We answer this question now. We abbreviate $(i, j, s) \coloneqq (i_{k - 1}, j_{k - 1}, s_{k - 1})$. For each $(i, j, k) \in \mathcal{B}_1 \times \mathcal{B}_1 \times \mathcal{B}_1$:

• $i + s = j$ holds (over $\mathbb{Z}$) if and only if $(i, j, s) \in \{(0, 0, 0), (0, 1, 1), (1, 1, 0)\}$.
• $i + s + 1 = j$ holds (over $\mathbb{Z}$) if and only if $(i, j, s) = (0, 1, 0)$.
• $i + s = j + 2$ holds (over $\mathbb{Z}$) if and only if $(i, j, s) = (1, 0, 1)$.
• $i + s + 1 = j + 2$ holds (over $\mathbb{Z}$) if and only if $(i, j, s) \in \{(0, 0, 1), (1, 0, 0), (1, 1, 1)\}$.

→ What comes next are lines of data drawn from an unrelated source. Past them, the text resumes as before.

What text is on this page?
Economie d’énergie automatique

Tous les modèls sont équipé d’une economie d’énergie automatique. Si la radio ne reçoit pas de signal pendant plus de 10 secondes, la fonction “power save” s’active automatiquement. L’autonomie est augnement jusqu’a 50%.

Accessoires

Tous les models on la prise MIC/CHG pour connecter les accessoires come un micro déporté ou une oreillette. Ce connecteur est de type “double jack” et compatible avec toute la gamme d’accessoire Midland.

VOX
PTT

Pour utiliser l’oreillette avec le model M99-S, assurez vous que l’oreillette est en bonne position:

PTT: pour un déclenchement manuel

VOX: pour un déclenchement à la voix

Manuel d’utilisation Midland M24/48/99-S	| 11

This gives a pathway towards arithmetization. The next step is to write down multilinear polynomials in $(I, J, S)$ whose restrictions to $\mathcal{B}_3$ respectively "indicate" each of the four subsets above. We know that this is possible, by Lagrange interpolation. As it happens, by being cleverer, we can find expressions for these that use very few multiplications a piece (in fact just 2 in each case, which seems to be optimal).

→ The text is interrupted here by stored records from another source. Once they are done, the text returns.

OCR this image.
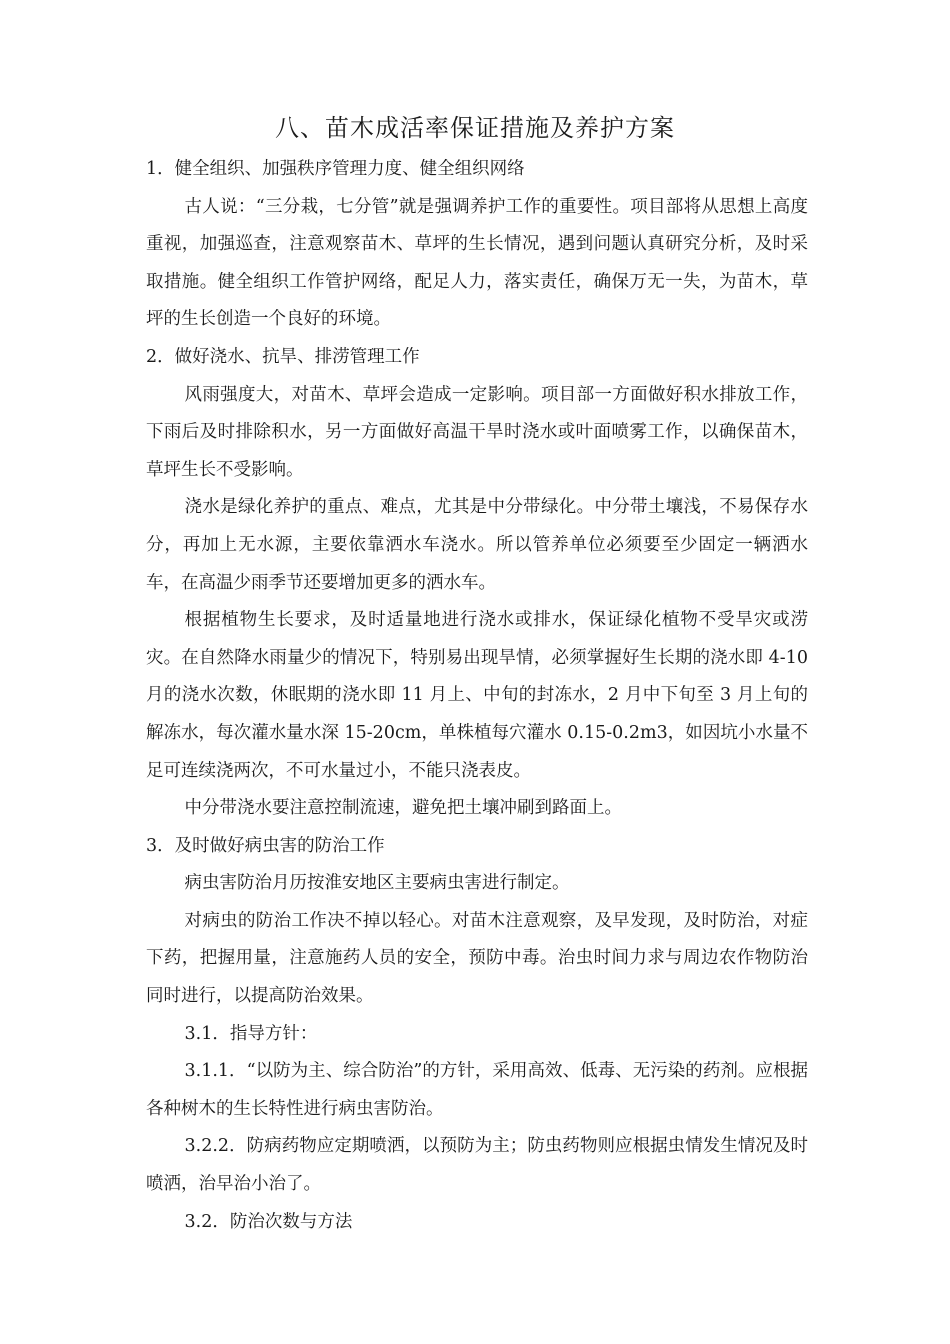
八、苗木成活率保证措施及养护方案

1．健全组织、加强秩序管理力度、健全组织网络

古人说：“三分栽，七分管”就是强调养护工作的重要性。项目部将从思想上高度重视，加强巡查，注意观察苗木、草坪的生长情况，遇到问题认真研究分析，及时采取措施。健全组织工作管护网络，配足人力，落实责任，确保万无一失，为苗木，草坪的生长创造一个良好的环境。

2．做好浇水、抗旱、排涝管理工作

风雨强度大，对苗木、草坪会造成一定影响。项目部一方面做好积水排放工作，下雨后及时排除积水，另一方面做好高温干旱时浇水或叶面喷雾工作，以确保苗木，草坪生长不受影响。

浇水是绿化养护的重点、难点，尤其是中分带绿化。中分带土壤浅，不易保存水分，再加上无水源，主要依靠洒水车浇水。所以管养单位必须要至少固定一辆洒水车，在高温少雨季节还要增加更多的洒水车。

根据植物生长要求，及时适量地进行浇水或排水，保证绿化植物不受旱灾或涝灾。在自然降水雨量少的情况下，特别易出现旱情，必须掌握好生长期的浇水即 4-10 月的浇水次数，休眠期的浇水即 11 月上、中旬的封冻水，2 月中下旬至 3 月上旬的解冻水，每次灌水量水深 15-20cm，单株植每穴灌水 0.15-0.2m3，如因坑小水量不足可连续浇两次，不可水量过小，不能只浇表皮。

中分带浇水要注意控制流速，避免把土壤冲刷到路面上。

3．及时做好病虫害的防治工作

病虫害防治月历按淮安地区主要病虫害进行制定。

对病虫的防治工作决不掉以轻心。对苗木注意观察，及早发现，及时防治，对症下药，把握用量，注意施药人员的安全，预防中毒。治虫时间力求与周边农作物防治同时进行，以提高防治效果。

3.1．指导方针：

3.1.1．“以防为主、综合防治”的方针，采用高效、低毒、无污染的药剂。应根据各种树木的生长特性进行病虫害防治。

3.2.2．防病药物应定期喷洒，以预防为主；防虫药物则应根据虫情发生情况及时喷洒，治早治小治了。

3.2．防治次数与方法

• $i + s = j$ holds (over $\mathbb{Z}$) if and only if $1 + j + s + i \cdot (1 + s \cdot (1 + j)) = 1$ (over $\mathbb{F}_2$).
• $i + s + 1 = j$ holds (over $\mathbb{Z}$) if and only if $(1 - i) \cdot j \cdot (1 - s) = 1$ (over $\mathbb{F}_2$).
• $i + s = j + 2$ holds (over $\mathbb{Z}$) if and only if $i \cdot (1 - j) \cdot s = 1$ (over $\mathbb{F}_2)$.
• $i + s + 1 = j + 2$ holds (over $\mathbb{Z}$) if and only if $i + s + j \cdot (1 + s \cdot (1 + i)) = 1$ (over $\mathbb{F}_2$).

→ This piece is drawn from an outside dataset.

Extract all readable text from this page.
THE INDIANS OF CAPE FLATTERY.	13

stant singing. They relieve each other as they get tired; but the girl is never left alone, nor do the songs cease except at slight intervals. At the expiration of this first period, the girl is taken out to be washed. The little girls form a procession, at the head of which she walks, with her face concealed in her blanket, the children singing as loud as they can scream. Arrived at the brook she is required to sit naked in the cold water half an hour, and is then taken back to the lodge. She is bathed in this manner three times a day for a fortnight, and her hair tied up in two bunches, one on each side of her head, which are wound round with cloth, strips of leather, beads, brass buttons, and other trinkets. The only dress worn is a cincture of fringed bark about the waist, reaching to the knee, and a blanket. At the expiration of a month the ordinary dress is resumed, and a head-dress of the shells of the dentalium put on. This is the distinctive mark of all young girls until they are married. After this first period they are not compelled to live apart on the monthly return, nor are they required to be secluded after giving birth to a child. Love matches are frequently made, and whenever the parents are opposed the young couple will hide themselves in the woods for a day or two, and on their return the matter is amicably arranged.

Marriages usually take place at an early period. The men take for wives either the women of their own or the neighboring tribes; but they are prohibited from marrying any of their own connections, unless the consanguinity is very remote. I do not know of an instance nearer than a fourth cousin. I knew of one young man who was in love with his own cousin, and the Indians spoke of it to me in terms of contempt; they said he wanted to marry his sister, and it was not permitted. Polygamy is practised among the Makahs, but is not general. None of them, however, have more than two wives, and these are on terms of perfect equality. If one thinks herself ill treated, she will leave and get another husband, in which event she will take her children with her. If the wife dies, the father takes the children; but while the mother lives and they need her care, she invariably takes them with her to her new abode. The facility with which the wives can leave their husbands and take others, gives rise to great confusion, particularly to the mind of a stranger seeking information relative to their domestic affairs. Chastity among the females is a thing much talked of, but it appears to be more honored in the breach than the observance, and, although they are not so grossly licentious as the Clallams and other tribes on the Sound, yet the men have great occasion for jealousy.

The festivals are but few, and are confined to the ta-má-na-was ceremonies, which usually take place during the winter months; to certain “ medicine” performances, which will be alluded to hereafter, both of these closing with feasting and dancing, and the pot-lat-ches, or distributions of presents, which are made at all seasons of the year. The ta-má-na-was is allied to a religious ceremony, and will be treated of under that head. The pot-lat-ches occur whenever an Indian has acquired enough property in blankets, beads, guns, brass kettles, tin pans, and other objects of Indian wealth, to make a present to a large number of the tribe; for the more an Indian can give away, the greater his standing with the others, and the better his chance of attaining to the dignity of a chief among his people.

As a sanity check, note that since the middle two bullets need to be 1 at just one point, we can get away in those two cases with just a single multilinear Lagrange basis polynomial. The other cases are more complicated, but still can get by with just two multiplications each.

The Arithmetizations

We're now ready to arithmetize $\widetilde{\mathsf{s}}_k$ and $\widetilde{\mathsf{s}}'_k$. Indeed, our arithmetizations come from the above:

• Base Case.
  • $\widetilde{\mathsf{s}}_0 = 1$.
  • $\widetilde{\mathsf{s}}'_0 = 0$.

• Inductive Case. For each $k \in \{1, \ldots , 6\}$ and each input triple $(i, j, s) \in \mathcal{B}_k \times \mathcal{B}_k \times \mathcal{B}_k$:

  • $$\begin{align*}\widetilde{\textsf{s}}_k(I, J, S) &= \left[ 1 + J_{k - 1} + S_{k - 1} + I_{k - 1} \cdot (1 + S_{k - 1} \cdot (1 + J_{k - 1})) \right] \cdot \widetilde{\mathsf{s}}_{k - 1}(I, J, S) \\ &+ \left[ (1 - I_{k - 1}) \cdot J_{k - 1} \cdot (1 - S_{k - 1}) \right] \cdot \widetilde{\mathsf{s}}'_{k - 1}(I, J, S). \end{align*}$$
  • $$\begin{align*}\widetilde{\textsf{s}}'_k(I, J, S) &= \left[ I_{k - 1} \cdot (1 - J_{k - 1}) \cdot S_{k - 1} \right] \cdot \widetilde{\mathsf{s}}_{k - 1}(I, J, S) \\ &+ \left[ I_{k - 1} + S_{k - 1} + J_{k - 1} \cdot (I_{k - 1} + S_{k - 1} \cdot (1 + I_{k - 1})) \right] \cdot \widetilde{\mathsf{s}}'_{k - 1}(I, J, S). \end{align*}$$

This shows that for any $(r_i, r_j, r_s)$, we can compute $\widetilde{\mathsf{s}}_6(r_i, r_j, r_s)$ recursively. We initialize two registers, valued $1$ and $0$, respectively. Then, we make 6 passes over those two registers, indexed $k \in \{1, \ldots , 6\}$. In each pass, we can "advance" the state of the two registers by doing no more than 12 multiplications. The total number of multiplications is $12 \cdot 6 = 72$.